The Grand Canyon Deer Farm allows visitors to feed deer and see a wide range of animals for socially distant entertainment. Located in the outskirts of Williams, just 25 minutes out of Flagstaff, the Grand Canyon Deer Farm hosts a herd of 70 deer that flock around any visitor with a purchased cup of mottled green food pellets.
The farm not only promises modestly priced interactive experiences for visitors, but also provides care and rehabilitation for local wildlife.
Many of the friendly deer and other animals at the Grand Canyon Deer Farm are rescues, such as Luna the cow elk. Luna was rescued in June after being attacked by four dogs when she was about two weeks old.
Director of animal care Amy Kravitz was afraid Luna would not survive her injuries, but Kravitz was determined to give Luna all the resources the Grand Canyon Deer Farm had to offer.
Eight months later, Luna is a large chestnut brown cow elk that adores Kravitz and enjoys a warm bottle of milk on a cold day. She joins other rescues like Stormy, the 600-pound elk.
Though the deer are the only animals visitors can feed from their hands, there are over 25 species to see at the deer farm.
Moreover, the farm has unique residents such as Zoolander, the half-zebra, half-donkey hybrid, and reindeers Rudolph and Dasher.
Many of the animal enclosures have information plaques to identify their inhabitants, and educated staff to help with questions, or tell hidden stories such as the love story between the resident zebus Norman and Irish.
Animal care general assistant Rachel Irvine said spectators might even get hissed at by Alvin the sika deer, who clumps mud on his chest during rutting season.
“He thinks he looks good,” Irvine said as Alvin showed off his clumps of mud. “He turns into a monster.”
Animals such as Alvin, Zoolander, Rudolph, Dasher and Ginger the bison cannot be fed by visitors, but Kravitz said the proximity to the animals, including the deer, is not an experience many people will find outside of the Grand Canyon Deer Farm.
However, the visitor experience is not the only priority for the deer farm. Animal care, rescue, rehabilitation and comfort is a main priority for Kravitz, who started as a volunteer at the deer farm.
“We have a lot of aging animals, and it’s a lot of work to take care of aging animals,” Kravitz said. “We’re basically providing a home for something that would have died.”
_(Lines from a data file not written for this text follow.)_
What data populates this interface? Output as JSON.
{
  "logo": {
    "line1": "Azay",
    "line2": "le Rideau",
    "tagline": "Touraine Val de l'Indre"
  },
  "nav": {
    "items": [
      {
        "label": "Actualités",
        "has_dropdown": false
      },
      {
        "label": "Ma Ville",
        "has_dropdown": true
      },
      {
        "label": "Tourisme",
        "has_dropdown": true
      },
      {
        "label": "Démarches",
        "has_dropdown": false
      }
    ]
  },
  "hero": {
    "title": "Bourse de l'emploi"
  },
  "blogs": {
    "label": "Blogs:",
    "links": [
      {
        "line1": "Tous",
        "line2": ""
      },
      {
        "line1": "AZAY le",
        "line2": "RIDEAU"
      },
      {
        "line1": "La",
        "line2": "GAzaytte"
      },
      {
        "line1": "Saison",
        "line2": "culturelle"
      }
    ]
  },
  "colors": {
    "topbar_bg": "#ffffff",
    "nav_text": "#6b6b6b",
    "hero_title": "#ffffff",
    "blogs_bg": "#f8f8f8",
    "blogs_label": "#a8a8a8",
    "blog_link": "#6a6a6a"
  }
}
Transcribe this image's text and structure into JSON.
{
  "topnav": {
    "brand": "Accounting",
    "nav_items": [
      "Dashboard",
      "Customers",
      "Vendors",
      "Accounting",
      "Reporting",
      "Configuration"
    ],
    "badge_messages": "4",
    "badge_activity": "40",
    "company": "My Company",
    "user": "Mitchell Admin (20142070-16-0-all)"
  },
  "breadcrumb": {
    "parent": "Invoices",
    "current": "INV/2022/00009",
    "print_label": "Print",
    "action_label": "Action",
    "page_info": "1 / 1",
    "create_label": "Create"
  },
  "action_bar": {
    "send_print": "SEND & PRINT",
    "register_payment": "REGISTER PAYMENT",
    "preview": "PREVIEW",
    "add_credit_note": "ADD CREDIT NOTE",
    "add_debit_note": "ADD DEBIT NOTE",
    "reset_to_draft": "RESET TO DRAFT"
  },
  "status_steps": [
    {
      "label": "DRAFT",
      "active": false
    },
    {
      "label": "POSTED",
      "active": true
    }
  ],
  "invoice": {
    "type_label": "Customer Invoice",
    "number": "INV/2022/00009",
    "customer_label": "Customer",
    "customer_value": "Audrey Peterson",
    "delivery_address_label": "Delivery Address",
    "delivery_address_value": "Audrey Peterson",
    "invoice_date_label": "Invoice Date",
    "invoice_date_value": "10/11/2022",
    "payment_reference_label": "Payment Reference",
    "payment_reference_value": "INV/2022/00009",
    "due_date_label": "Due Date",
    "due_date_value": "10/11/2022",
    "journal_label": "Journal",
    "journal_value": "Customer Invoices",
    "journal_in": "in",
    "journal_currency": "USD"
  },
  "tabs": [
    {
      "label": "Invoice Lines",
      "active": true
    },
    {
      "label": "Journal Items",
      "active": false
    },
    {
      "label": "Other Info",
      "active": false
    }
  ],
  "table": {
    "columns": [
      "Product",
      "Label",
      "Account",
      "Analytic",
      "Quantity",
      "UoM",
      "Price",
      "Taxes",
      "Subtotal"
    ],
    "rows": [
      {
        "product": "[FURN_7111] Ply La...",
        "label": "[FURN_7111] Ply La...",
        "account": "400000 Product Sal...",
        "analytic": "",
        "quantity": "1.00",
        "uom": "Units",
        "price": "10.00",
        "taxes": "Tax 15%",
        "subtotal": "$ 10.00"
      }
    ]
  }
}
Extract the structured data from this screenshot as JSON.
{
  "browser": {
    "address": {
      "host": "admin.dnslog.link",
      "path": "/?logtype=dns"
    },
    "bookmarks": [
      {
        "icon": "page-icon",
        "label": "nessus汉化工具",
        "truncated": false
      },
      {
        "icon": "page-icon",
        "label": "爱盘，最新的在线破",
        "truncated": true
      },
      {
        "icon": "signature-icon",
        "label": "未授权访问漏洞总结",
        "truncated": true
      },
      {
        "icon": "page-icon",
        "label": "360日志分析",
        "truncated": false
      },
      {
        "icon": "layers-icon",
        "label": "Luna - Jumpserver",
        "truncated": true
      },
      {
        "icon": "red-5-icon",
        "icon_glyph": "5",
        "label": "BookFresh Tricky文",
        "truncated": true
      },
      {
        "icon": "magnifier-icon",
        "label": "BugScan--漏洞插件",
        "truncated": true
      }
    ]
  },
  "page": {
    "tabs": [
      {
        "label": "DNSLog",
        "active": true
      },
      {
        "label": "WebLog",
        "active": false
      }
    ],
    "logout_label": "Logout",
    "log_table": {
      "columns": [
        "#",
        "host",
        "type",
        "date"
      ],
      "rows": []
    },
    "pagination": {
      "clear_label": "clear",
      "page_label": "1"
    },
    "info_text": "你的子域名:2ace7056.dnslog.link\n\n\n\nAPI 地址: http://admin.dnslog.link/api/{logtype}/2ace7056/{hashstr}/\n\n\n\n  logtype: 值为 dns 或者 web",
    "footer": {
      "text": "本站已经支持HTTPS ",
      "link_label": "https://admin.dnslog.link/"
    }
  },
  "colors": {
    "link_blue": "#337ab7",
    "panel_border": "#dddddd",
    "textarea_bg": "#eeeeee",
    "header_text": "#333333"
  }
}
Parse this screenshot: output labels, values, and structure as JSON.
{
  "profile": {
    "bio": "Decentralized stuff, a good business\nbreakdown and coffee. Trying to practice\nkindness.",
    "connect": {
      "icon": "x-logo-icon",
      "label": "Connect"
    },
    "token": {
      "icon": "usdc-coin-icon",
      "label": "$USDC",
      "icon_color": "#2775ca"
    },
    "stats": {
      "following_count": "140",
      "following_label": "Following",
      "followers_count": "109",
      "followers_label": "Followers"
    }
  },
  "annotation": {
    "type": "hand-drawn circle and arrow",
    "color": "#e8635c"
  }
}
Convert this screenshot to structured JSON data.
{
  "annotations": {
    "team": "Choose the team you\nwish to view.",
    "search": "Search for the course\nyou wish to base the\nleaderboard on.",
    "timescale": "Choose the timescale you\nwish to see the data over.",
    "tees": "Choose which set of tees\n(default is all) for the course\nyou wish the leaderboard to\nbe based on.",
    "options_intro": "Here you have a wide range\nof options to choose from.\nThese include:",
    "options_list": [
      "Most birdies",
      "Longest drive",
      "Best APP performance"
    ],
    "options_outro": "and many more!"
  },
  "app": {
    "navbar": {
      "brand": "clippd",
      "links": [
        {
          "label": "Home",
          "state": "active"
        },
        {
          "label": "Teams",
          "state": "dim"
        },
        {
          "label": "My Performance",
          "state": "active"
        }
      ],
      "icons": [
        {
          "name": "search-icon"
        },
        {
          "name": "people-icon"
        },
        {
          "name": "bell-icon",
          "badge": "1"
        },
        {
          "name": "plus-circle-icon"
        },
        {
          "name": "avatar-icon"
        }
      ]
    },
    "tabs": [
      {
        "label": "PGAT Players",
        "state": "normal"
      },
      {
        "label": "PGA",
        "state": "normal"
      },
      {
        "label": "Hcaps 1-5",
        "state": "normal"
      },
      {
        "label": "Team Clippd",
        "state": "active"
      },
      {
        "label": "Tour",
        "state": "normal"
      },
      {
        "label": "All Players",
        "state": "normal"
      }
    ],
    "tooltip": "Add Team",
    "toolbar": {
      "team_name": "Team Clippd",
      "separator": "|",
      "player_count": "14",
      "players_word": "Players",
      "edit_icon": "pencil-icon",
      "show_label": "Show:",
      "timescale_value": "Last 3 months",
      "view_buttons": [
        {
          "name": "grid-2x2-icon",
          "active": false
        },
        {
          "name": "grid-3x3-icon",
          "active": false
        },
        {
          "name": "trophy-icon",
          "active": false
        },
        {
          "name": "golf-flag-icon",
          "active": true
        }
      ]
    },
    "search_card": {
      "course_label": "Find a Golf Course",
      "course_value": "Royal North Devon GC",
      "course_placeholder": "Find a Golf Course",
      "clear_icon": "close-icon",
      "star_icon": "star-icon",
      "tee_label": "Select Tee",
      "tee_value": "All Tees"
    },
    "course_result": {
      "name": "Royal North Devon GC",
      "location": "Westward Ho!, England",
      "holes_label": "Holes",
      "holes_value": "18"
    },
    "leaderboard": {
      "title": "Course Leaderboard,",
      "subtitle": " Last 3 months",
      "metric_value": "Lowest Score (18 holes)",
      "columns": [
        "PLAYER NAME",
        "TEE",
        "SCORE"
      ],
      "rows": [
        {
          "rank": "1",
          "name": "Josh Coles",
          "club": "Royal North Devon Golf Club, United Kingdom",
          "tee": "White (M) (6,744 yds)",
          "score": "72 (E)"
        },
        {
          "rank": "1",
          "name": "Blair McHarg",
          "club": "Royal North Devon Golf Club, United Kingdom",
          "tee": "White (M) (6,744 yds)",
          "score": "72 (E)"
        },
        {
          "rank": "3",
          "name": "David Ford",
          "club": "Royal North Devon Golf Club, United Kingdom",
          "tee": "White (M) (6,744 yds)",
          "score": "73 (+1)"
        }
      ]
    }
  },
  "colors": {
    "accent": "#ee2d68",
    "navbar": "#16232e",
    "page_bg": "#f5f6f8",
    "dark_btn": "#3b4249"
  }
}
Oklahoma visitors Michael and Denise King were celebrating their 20-year anniversary in Arizona and stopped by the deer farm for an interactive experience. The couple explained the deer farm has done an excellent job taking care of the animals.
Kravitz said the cost of a $14 adult ticket helps pay for the range of needs for the animals, such as veterinarian visits, food and shelter upgrades. Additional purchases, such as a $4 small feed cup, $6 large feed cup or $12 feed tub keep the farm running.
The deer farm also hosts a small gift shop full of locally made ornaments and jewelry, T-shirts, watercolor paintings, stuffed animals and special snacks. Lucky gift shop visitors might even meet Pumpkin, the plump calico cat who occasionally roams the gift shop in search of affection.
Maintaining 10 acres of land filled with deer, wallabies, miniature donkeys, peacocks, a potbellied pig, a camel and more is undoubtedly a lot to manage, but Kravitz and Irvine said it is always worth it.
“Creating a safe environment for animals and people is the goal,” Irvine said. “Good experiences on both sides.”
The 52-year-old deer farm is open daily with operation hours and more information listed on its website. The farm is available for walk-ins, but visitors interested in a more involved behind-the-scenes experience like the Zoo Keeper program require a reservation. This allows participants to follow and help the zookeepers feed and take care of the animals on the farm.
Whether visitors are looking for an involved experience like the Zoo Keeper program or just some friendly deer with big appetites, the animals and staff at the Grand Canyon Deer Farm provide a welcoming and fun experience for all.